Sin embargo, en el minuto 91, Bélgica quedó paralizada del susto por un momento. El recién entrado Wondolowski estaba solo ante Courtois, pero su remate, tras golpear mal el cuero, se marchó arriba. Los de Klinsmann la habían tenido, pero la oportunidad se había escapado. Tocaba pensar en la prórroga.

Entró Lukaku por Origi, y nada más empezar el tiempo extra, el delantero que ha militado en el Everton esta campaña asistió a Kevin de Bruyne para que este lograra el tanto más importante de su carrera. Los americanos estaban físicamente muertos, por lo que Lukaku continuó haciendo estragos en la defensa estadounidense. Él mismo hizo el 2-0 poco antes de finalizar el primer tiempo de la prórroga. El resultado parecía definitivo, pero no fue así.

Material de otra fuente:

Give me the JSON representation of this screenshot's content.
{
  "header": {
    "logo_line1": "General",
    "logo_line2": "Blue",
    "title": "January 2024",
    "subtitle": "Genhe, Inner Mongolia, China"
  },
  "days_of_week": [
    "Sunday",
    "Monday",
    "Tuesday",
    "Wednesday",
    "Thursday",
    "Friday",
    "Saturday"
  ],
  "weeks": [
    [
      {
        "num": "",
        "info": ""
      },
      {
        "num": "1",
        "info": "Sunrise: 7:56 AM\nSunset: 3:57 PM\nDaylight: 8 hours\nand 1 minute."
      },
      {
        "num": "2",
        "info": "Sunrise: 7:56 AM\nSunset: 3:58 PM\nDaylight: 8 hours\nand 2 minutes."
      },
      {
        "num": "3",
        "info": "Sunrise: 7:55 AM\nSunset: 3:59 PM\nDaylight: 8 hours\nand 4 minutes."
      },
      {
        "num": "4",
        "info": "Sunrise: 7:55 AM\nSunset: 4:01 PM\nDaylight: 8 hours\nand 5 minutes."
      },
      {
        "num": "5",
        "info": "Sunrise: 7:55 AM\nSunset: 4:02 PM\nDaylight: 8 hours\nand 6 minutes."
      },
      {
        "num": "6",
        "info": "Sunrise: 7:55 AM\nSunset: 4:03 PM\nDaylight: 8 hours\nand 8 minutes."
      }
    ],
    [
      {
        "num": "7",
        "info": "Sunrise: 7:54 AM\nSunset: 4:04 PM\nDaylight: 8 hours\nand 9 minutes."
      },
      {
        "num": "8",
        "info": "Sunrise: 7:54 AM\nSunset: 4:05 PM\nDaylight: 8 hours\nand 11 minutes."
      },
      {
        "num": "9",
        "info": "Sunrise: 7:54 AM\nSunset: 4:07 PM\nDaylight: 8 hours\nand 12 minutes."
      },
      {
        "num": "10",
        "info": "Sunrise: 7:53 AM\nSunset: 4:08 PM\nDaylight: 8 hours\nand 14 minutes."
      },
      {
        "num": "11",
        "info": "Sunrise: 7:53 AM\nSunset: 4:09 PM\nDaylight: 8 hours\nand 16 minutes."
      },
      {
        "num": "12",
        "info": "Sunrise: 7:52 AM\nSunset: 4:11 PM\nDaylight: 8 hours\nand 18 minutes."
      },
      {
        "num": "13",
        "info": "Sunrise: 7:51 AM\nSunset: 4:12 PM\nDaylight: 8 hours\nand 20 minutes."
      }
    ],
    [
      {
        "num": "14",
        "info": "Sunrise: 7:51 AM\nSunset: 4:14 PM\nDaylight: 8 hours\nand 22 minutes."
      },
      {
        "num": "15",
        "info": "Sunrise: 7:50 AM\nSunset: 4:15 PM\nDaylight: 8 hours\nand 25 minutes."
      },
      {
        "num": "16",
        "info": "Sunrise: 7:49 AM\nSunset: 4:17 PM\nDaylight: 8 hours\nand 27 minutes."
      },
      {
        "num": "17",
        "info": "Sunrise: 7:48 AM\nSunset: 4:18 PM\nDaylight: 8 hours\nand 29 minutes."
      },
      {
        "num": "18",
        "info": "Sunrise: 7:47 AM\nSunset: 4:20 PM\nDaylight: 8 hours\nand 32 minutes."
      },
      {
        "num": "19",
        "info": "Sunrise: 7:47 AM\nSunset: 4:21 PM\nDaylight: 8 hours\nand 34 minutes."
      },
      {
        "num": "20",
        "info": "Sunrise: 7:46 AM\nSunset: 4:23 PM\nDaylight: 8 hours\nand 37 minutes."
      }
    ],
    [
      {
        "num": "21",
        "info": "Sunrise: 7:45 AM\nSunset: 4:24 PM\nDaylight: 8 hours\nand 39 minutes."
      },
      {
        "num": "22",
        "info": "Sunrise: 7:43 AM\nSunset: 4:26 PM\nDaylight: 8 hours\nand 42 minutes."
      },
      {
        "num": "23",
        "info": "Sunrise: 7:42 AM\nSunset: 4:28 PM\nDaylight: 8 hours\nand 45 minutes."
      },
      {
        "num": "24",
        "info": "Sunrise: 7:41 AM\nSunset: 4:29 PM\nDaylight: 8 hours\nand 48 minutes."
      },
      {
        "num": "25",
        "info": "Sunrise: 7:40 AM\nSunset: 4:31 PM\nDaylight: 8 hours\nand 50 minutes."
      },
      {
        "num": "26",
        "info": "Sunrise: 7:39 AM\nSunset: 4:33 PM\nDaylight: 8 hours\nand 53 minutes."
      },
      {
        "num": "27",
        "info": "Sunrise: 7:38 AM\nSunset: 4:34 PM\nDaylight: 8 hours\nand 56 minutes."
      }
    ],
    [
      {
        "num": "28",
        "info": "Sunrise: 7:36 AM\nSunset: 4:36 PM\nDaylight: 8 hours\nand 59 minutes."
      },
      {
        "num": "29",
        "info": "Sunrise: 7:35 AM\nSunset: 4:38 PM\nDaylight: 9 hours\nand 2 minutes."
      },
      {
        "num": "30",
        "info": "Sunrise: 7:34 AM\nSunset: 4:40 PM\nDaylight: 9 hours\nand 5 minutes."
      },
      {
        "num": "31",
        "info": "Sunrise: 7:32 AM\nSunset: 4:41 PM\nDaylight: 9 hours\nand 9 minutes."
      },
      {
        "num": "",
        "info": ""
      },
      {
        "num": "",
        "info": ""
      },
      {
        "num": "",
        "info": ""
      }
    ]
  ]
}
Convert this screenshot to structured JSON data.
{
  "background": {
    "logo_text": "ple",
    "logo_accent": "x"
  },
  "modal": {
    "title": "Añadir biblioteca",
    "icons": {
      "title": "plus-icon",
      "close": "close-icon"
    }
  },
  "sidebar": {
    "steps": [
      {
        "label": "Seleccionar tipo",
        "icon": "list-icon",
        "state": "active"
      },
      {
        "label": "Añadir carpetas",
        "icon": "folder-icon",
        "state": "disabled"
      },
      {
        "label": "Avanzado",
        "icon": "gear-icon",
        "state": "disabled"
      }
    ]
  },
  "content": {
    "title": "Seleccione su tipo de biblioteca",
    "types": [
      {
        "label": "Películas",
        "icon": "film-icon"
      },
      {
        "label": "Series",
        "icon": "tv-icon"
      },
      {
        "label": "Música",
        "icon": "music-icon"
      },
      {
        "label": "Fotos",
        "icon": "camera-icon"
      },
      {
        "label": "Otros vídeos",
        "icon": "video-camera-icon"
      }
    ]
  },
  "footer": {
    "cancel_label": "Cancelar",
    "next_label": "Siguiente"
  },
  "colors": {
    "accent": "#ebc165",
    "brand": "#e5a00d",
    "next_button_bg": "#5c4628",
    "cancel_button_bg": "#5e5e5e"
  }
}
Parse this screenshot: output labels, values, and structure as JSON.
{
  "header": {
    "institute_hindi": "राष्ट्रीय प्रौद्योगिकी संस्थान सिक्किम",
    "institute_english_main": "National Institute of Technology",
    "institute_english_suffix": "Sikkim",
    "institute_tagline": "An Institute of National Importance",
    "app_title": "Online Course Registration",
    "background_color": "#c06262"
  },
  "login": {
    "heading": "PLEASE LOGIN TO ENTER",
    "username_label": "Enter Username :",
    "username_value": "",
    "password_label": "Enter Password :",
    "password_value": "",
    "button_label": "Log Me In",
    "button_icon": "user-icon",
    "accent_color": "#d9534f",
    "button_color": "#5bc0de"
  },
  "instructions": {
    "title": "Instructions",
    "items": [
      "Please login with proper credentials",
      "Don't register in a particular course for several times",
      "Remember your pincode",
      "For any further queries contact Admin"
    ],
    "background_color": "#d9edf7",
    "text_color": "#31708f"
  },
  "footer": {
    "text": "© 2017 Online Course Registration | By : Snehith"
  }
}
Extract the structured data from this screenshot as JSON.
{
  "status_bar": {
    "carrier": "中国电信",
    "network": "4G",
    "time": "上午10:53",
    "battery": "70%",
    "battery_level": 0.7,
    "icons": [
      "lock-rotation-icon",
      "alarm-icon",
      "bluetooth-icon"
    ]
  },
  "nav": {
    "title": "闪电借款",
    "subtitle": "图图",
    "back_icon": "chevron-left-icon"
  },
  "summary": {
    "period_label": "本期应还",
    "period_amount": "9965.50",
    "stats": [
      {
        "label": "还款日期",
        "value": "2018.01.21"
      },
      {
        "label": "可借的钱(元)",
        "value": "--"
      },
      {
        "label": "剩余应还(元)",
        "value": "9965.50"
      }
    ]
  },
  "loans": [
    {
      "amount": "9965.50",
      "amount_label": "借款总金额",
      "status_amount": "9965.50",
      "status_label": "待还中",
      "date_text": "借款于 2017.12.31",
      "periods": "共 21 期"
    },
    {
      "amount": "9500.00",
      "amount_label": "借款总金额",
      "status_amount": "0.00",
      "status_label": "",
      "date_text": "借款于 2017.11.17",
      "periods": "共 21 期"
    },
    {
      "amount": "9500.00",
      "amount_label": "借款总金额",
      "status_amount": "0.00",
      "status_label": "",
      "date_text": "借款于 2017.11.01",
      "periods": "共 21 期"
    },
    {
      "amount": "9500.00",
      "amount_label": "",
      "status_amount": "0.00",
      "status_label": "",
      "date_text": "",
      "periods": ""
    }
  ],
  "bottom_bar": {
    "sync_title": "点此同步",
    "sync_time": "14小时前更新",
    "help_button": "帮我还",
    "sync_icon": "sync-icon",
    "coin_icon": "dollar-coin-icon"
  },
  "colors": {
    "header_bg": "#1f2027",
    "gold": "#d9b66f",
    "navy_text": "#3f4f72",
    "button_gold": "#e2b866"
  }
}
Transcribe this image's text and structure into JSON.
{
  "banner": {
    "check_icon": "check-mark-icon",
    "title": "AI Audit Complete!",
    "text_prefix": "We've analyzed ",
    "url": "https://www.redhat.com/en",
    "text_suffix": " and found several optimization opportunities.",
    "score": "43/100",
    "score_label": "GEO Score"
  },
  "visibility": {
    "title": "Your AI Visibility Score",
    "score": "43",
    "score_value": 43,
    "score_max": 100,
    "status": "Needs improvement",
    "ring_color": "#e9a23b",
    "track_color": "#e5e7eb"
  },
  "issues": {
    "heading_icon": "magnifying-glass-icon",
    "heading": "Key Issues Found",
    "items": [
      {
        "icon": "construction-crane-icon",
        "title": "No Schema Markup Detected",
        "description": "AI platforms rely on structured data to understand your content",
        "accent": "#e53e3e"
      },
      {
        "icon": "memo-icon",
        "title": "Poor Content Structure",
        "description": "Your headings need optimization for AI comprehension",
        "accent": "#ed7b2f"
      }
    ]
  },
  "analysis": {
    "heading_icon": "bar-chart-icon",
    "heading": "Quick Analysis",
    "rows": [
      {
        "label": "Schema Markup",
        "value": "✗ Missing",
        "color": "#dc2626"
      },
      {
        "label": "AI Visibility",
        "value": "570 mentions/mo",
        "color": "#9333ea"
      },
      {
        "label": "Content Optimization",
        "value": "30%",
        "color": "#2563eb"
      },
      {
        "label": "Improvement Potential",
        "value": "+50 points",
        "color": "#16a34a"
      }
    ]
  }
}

Nada más arrancar la segunda parte, el jóven Julian Green hizo el 2-1 al rematar en semifallo en la frontal del área pequeña un balón aéreo. A Bélgica le entró entonces el miedo, y a Estados Unidos le aparecieron las fuerzas milagrosamente. La épica del fútbol. Con un Bradley inmenso, los americanos estuvieron cerca de lograr el empate en varias ocasiones, la más clara una de Dempsey, pero finalmente no lo lograron y se marcharon a casa en octavos de final.

Mientras, Bélgica se medirá a Argentina en cuartos, en un duelo entre dos selecciones que, en principio, pueden hacer más de lo demostrado hasta el día de hoy.